Entrevista a Sandra Meira

A líder da Meirauto revela uma enorme paixão pela profissão, como se percebe pela forma como acompanha a chegada de um automóvel ao stand até ao momento da venda a um cliente. Sandra Meira garante que o futuro da indústria passa pela adoção de novas soluções de mobilidade, nomeadamente através dos carros autónomos.
"Sinto um carinho especial por determinadas viaturas"

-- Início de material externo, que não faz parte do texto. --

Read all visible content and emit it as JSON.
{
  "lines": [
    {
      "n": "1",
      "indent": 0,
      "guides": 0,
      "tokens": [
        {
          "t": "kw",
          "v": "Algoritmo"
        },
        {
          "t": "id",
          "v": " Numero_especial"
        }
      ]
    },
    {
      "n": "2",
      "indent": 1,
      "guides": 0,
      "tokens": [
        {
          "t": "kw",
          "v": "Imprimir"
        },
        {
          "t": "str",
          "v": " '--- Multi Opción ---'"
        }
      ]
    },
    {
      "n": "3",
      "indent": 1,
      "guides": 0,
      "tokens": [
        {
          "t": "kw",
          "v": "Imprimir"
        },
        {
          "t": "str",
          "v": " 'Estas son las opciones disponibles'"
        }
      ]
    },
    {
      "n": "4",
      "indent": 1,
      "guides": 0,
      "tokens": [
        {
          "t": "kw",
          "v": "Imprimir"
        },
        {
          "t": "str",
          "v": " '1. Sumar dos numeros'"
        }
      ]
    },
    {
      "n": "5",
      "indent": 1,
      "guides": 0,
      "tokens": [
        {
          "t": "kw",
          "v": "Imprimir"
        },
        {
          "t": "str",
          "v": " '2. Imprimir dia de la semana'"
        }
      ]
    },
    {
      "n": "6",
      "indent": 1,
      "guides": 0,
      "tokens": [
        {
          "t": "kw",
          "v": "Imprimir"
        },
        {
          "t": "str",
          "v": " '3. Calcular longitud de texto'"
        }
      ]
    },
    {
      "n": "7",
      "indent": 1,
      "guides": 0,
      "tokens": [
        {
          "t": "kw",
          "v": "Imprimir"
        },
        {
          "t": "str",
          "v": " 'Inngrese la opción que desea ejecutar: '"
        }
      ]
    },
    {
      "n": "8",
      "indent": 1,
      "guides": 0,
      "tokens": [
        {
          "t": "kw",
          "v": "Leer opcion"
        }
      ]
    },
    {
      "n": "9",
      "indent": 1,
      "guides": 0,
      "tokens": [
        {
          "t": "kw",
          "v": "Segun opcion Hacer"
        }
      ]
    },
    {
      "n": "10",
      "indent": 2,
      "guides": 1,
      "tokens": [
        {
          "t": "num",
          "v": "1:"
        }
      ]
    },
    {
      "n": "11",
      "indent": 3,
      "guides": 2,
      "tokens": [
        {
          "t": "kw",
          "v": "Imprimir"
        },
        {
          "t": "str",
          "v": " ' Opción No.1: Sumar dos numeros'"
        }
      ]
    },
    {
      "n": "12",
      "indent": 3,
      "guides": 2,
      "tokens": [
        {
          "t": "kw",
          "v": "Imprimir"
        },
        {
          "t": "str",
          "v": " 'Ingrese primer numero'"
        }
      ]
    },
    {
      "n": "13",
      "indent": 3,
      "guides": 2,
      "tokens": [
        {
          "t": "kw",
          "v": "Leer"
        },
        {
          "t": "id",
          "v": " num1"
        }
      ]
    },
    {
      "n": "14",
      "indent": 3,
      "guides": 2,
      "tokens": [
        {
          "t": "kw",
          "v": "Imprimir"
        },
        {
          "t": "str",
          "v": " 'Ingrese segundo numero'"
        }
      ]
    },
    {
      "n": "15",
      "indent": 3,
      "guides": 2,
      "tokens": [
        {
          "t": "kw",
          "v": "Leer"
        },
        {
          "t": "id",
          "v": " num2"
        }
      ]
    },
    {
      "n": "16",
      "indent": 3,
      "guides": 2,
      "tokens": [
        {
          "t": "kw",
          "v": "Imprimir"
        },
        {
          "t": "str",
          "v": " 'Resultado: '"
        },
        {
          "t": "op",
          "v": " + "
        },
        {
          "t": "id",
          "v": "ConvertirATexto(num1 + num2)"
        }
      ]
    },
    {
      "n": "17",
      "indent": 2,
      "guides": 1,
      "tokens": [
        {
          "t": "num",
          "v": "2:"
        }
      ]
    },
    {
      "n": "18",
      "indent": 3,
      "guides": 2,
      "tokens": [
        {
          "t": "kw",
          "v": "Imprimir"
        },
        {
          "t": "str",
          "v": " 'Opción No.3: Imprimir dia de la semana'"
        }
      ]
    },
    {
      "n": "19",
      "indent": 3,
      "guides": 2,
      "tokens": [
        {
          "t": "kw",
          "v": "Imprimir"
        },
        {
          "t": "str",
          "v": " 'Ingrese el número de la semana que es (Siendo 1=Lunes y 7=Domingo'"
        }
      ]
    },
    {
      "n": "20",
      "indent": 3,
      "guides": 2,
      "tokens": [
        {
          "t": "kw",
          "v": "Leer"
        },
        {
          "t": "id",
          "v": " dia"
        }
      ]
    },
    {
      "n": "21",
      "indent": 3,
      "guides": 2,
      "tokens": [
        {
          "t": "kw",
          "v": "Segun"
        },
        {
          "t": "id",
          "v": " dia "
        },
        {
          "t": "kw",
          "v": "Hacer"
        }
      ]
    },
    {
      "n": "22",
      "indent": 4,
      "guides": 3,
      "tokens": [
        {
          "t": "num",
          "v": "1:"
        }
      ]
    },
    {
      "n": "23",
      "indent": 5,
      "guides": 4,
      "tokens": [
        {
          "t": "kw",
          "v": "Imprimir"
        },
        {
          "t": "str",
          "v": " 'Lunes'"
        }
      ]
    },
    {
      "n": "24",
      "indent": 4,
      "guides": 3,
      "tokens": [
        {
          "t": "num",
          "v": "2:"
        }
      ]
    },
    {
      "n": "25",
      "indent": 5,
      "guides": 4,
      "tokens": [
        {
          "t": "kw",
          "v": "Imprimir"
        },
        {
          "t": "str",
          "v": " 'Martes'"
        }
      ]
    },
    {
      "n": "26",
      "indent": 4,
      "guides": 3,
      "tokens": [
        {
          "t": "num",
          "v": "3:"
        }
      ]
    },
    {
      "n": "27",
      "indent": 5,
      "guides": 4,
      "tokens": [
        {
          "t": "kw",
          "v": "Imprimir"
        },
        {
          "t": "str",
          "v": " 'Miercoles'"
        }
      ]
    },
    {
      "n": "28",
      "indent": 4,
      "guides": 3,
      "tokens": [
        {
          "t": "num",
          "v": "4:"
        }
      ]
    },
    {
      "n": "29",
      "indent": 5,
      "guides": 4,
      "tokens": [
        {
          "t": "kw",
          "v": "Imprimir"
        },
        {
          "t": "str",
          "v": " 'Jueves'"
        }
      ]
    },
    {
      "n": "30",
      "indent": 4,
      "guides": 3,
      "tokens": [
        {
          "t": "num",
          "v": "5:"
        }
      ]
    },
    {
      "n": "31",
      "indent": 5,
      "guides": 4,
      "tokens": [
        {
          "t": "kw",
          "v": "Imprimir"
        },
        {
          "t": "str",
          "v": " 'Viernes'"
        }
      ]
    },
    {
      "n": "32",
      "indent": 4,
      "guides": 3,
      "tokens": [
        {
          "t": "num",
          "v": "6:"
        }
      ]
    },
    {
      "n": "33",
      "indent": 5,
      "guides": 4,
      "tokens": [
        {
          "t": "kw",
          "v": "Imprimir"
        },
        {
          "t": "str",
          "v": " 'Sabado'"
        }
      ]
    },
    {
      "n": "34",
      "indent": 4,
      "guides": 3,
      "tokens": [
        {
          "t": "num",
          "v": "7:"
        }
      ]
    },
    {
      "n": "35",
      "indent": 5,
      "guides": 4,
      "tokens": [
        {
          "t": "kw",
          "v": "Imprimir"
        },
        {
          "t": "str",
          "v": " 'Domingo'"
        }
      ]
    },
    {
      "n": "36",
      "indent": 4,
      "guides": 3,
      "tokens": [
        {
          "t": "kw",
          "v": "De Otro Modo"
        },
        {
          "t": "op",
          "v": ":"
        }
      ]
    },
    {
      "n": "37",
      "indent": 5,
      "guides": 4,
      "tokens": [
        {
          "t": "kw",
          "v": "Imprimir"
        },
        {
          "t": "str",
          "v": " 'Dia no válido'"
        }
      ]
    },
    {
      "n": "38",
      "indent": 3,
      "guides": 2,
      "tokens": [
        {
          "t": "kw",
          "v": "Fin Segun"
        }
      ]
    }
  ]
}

Como nasceu a paixão pelos automóveis?
A minha paixão pelos automóveis nasceu no seio da minha família. A Meirauto é um negócio familiar, construído com muito esforço, dedicação e amor pelos carros. Cresci rodeada de histórias de clientes, motores e sonhos sobre rodas. Para mim, os automóveis nunca foram apenas máquinas — foram sempre parte da nossa vida, um elo que nos une e que me inspira desde pequena.

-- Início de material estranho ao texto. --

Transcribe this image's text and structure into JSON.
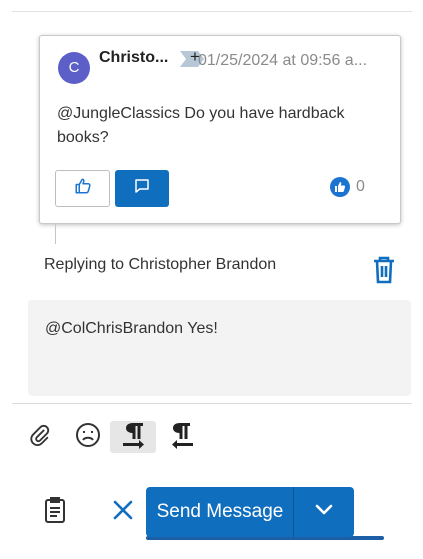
{
  "message": {
    "avatar_initial": "C",
    "author": "Christo...",
    "timestamp": "01/25/2024 at 09:56 a...",
    "body": "@JungleClassics Do you have hardback books?",
    "reaction_count": "0"
  },
  "reply": {
    "replying_to": "Replying to Christopher Brandon",
    "compose_text": "@ColChrisBrandon Yes!"
  },
  "actions": {
    "send_label": "Send Message"
  },
  "icons": {
    "pin": "pin-plus-icon",
    "like": "thumbs-up-icon",
    "reply": "chat-bubble-icon",
    "reaction": "thumbs-up-reaction-icon",
    "delete": "trash-icon",
    "attach": "paperclip-icon",
    "emoji": "emoji-icon",
    "ltr": "paragraph-ltr-icon",
    "rtl": "paragraph-rtl-icon",
    "clipboard": "clipboard-icon",
    "cancel": "close-icon",
    "dropdown": "chevron-down-icon"
  },
  "colors": {
    "primary": "#106ebe",
    "avatar": "#5b5fc7",
    "compose_bg": "#f3f3f3"
  }
}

A possibilidade de trabalhar no setor automóvel resulta dessa paixão?
Sim, totalmente. Trabalhar neste setor é mais do que uma profissão: é a continuação de um legado familiar. Todos os dias sinto que contribuo para algo maior, ajudando cada cliente a encontrar o carro perfeito e a viver a experiência de compra com confiança e entusiasmo.
Costuma ter pena de vender um carro, apesar de isso ser o resultado de um esforço do trabalho?
Às vezes sinto um carinho especial por determinadas viaturas, porque acompanho todo o processo: desde a chegada, a preparação, a fotografia, até à entrega. Mas quando vejo a felicidade do cliente, esse “aperto bom” transforma-se em orgulho. Saber que aquele carro vai ganhar uma nova história é o que mais me motiva.
Quando foi a última vez que isso aconteceu?
Muito recentemente. Entreguei um carro a uma cliente que sonhava há muito com aquele modelo. Ver a emoção dela — aquele sorriso que quase fala por si — fez-me recordar porque amo tanto o que faço.
Que tipo de conselhos costuma dar aos clientes antes de vender um automóvel?
Aconselho sempre a pensar no futuro, no conforto e na realidade do seu dia a dia. Não vendo apenas carros; ajudo pessoas a tomarem decisões importantes. Quero sempre garantir que o carro escolhido faz sentido para a sua vida, não só no momento, mas também mais à frente.
Qual é o aspeto que gosta mais de cuidar num automóvel?
O detalhe. A forma como um carro é preparado diz tudo sobre o respeito que temos pelo cliente. Gosto de garantir que cada viatura está no seu melhor — brilhante, cuidada e pronta para criar novas memórias.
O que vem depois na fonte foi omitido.